Hi all,
I am new to shell scripting and wanna calculate the mean and standard deviation using shell programming.
I have a file with letters that are repeating and their corresponding duration
a 0.32
a 0.89
aa 0.34
aa 0.23
au 0.012
au 0.26
SIL 0.34
ai 0.9
b 0.29
bh 0.19
ssil 0.87
I want to calculate the mean and standard deviation for each letter. I am able to calculate for single letter, but cant do for whole date at a time.

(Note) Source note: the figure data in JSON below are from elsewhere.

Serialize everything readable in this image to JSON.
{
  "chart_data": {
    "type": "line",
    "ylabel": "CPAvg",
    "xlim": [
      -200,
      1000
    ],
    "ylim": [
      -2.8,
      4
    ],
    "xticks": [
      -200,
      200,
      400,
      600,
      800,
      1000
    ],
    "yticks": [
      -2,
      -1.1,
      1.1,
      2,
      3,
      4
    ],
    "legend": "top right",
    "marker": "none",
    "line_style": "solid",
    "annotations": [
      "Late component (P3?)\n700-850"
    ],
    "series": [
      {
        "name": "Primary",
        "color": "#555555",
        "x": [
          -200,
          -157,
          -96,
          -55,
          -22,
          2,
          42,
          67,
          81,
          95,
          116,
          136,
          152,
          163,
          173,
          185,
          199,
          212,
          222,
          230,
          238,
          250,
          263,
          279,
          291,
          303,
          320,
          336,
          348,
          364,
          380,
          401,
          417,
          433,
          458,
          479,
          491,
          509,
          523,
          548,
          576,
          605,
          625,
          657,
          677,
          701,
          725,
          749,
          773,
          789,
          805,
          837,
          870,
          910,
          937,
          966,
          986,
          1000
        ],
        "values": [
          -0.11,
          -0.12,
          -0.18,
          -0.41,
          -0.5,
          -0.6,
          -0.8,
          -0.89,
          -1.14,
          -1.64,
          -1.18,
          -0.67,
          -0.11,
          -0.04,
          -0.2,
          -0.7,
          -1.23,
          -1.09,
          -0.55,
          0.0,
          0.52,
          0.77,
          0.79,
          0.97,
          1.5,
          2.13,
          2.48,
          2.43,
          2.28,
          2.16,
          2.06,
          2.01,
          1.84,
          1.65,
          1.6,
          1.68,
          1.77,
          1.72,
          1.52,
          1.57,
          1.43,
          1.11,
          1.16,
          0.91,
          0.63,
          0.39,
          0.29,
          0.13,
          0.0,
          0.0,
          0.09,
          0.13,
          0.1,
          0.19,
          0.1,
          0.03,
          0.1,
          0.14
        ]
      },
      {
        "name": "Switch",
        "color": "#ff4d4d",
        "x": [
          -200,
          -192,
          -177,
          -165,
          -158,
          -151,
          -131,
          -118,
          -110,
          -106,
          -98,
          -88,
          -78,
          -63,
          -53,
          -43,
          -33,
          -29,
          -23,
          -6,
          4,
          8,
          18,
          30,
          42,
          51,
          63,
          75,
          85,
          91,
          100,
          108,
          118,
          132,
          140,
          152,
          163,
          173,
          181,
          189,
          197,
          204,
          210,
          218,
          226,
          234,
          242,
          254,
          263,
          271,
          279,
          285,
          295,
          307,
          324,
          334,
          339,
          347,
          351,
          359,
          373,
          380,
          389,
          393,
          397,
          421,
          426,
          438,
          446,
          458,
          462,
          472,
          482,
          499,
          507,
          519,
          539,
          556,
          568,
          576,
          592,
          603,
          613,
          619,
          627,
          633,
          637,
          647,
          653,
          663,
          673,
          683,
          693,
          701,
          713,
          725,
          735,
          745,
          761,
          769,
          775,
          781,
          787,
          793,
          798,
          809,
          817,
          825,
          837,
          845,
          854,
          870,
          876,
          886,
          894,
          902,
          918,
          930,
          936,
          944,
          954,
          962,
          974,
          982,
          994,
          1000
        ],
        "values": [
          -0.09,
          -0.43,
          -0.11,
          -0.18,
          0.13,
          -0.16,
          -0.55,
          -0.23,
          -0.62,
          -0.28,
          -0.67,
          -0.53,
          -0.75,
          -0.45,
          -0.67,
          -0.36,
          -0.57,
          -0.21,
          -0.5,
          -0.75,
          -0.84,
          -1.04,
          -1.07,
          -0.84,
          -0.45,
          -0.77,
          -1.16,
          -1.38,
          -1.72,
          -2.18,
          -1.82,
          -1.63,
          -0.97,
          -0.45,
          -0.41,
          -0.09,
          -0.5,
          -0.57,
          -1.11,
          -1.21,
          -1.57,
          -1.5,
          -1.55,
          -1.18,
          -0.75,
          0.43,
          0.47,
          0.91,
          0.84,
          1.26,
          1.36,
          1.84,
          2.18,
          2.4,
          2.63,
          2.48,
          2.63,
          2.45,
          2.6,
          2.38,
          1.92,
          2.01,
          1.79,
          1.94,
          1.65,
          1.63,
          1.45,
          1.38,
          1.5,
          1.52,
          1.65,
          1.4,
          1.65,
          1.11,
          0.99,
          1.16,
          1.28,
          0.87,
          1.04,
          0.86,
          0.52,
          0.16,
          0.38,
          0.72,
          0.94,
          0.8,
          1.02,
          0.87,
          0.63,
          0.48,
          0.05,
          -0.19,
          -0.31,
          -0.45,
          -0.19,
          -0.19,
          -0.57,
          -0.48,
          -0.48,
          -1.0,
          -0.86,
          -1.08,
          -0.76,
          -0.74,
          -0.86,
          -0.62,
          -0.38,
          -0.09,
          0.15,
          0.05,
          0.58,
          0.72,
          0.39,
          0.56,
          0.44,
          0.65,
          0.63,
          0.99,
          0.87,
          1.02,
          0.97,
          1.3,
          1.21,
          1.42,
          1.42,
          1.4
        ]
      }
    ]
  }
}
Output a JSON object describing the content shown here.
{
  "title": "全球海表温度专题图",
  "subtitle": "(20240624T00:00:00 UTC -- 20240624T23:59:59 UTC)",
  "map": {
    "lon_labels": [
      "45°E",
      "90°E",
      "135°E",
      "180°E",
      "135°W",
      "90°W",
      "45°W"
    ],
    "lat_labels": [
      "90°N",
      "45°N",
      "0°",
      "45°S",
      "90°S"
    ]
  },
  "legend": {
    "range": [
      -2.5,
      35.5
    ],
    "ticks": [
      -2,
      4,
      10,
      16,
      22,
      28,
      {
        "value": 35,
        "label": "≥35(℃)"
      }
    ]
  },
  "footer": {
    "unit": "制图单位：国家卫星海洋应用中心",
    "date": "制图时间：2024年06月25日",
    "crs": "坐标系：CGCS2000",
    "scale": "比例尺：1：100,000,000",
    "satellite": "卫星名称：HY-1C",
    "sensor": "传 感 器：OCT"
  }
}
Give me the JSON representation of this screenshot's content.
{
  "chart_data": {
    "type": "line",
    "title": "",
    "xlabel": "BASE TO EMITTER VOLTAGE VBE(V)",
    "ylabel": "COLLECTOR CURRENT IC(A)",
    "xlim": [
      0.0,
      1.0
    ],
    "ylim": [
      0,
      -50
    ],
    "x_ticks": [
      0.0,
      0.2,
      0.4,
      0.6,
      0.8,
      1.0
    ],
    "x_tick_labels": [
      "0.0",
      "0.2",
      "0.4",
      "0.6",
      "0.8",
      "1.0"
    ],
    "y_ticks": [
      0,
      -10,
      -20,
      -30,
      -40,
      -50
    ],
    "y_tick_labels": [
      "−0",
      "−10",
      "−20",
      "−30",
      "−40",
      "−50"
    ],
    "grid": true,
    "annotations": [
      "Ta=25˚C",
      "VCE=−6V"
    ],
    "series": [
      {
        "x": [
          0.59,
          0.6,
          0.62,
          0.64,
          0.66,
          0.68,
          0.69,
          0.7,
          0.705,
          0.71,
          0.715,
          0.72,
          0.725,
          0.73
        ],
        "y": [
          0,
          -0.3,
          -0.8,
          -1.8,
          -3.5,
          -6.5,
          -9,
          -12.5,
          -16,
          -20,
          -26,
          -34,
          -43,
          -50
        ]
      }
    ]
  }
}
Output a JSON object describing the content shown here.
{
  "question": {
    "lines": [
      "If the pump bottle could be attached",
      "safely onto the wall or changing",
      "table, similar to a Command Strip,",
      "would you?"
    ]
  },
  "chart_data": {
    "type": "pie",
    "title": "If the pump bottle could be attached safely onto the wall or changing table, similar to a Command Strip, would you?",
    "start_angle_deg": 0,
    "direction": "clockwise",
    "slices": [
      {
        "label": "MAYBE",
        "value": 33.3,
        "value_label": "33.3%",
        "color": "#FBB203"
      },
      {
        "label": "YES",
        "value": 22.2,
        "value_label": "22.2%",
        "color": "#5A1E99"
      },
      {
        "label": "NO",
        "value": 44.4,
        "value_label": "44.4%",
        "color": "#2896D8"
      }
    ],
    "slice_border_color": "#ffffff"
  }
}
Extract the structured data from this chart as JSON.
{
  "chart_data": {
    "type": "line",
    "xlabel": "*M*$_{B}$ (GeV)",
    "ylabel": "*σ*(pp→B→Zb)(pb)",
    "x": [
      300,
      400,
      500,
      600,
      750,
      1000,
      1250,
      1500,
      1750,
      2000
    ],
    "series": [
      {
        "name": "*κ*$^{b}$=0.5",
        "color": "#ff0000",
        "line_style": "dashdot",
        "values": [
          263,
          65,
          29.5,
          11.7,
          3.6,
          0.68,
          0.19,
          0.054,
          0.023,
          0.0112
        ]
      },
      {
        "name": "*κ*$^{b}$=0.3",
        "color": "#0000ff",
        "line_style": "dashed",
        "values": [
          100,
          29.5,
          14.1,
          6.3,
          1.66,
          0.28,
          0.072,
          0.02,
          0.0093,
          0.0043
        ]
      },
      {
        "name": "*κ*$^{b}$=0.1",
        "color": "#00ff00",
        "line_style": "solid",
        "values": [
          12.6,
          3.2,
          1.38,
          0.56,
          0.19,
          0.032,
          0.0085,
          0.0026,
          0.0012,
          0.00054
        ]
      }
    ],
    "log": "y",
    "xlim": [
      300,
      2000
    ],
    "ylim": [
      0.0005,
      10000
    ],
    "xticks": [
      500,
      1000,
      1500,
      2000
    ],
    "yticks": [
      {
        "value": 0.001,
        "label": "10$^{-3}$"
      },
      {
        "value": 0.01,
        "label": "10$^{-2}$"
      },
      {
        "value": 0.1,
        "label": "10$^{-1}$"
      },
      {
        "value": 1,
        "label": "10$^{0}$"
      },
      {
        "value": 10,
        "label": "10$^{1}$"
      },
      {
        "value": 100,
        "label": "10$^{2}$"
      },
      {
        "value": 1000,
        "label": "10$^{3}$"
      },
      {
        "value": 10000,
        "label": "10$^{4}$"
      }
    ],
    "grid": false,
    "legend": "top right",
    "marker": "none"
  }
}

You obviously want to match "a", but not "aa" or "ai", etc., right? As your file has spaces delimiting the first field use these to limit your matched lines to only the wanted ones:
grep '^a ' file | ...
Notice the space character behind the "a" - this will match only the lines starting with "a" but not these starting with "a<something>".
Then replace the space by a tab character in my solution. It is possible to search for any character, you just have to take care that the shell doesn't devour the more fancy characters with a special meaning to it. This is what the single quotes around the regexp are for.
Replace in the following examples the "<tab>" with a literal tab character, i just write it that way to make it readable:
While this would not work as expected, because the shell would take the tab char:
echo "abc<tab>def" | grep c<tab>d
The following would work indeed:
echo "abc<tab>def" | grep 'c<tab>d'
Notice the difference: the quotation marks around the regexp.